Si può dire che “Legami di comunità”, pur muovendosi in un contesto e in un tempo molto difficili, vive già una sorta di crisi di crescita?
Assolutamente sì: in così poco tempo, abbiamo prodotto una quantità di processi, iniziative, progetti che investono il quartiere, ma anche noi come persone operative con un impatto importante, bruciando alcune tappe. Proveniamo da esperienze di volontariato, associative, lavorative e d’impresa molto differenti fra loro e per la cooperativa abbiamo adottato una governance aperta a residenti e cittadini che intendevano impegnarsi fattivamente. La diversità è la nostra forza, ma anche la causa di molti rallentamenti… Poi la dimensione ibrida della cooperativa di comunità stessa fa il resto. L’importante è riuscire a trarre sempre insegnamento.
Ha scritto Zygmunt Bauman: “Tutti noi abbiamo la necessità di acquisire il controllo sulle condizioni nelle quali affrontiamo le sfide della vita, ma per la gran parte di noi tale controllo può essere ottenuto solo collettivamente…”. Cosa ne pensi?

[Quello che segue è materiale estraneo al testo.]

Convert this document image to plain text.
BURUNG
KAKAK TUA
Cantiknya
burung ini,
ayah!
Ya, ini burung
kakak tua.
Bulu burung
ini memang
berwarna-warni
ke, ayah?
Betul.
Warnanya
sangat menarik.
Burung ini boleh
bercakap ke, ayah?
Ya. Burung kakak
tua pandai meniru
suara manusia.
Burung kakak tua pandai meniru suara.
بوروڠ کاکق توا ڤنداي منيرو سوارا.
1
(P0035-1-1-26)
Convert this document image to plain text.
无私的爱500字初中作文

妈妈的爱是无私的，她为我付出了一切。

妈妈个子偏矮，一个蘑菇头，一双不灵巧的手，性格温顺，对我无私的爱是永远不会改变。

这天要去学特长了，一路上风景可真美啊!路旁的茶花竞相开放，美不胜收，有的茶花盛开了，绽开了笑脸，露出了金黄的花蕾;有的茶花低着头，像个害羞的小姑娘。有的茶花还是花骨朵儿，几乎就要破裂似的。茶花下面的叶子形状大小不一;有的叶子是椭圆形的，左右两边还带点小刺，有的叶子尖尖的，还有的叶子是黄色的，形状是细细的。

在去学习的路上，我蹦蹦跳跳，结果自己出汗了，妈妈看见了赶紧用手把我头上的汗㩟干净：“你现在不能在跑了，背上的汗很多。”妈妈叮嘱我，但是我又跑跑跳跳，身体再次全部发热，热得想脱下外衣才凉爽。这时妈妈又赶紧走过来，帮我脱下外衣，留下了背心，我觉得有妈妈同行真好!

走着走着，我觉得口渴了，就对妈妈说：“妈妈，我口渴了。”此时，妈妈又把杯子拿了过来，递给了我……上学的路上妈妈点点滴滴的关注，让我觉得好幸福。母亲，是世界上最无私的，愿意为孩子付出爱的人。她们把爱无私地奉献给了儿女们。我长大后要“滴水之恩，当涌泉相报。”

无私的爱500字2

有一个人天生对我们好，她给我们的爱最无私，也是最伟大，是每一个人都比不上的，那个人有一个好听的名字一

Sono un sostenitore del potere distribuito sulla base di un reciproco interesse generale. Nelle nostre comunità va certamente ricercato nei problemi sociali, nella qualità della vita, nella mancanza di lavoro, nell’ambiente, ma anche e soprattutto nelle condizioni dentro le quali possiamo essere protagonisti e protagoniste, insomma portatori di risorse, qui ed ora, per diventare ciò in cui crediamo. E io credo in una forma di partecipazione civica di rappresentazione dei cittadini in quanto tali, perché esseri umani per dirlo ancora più chiaramente.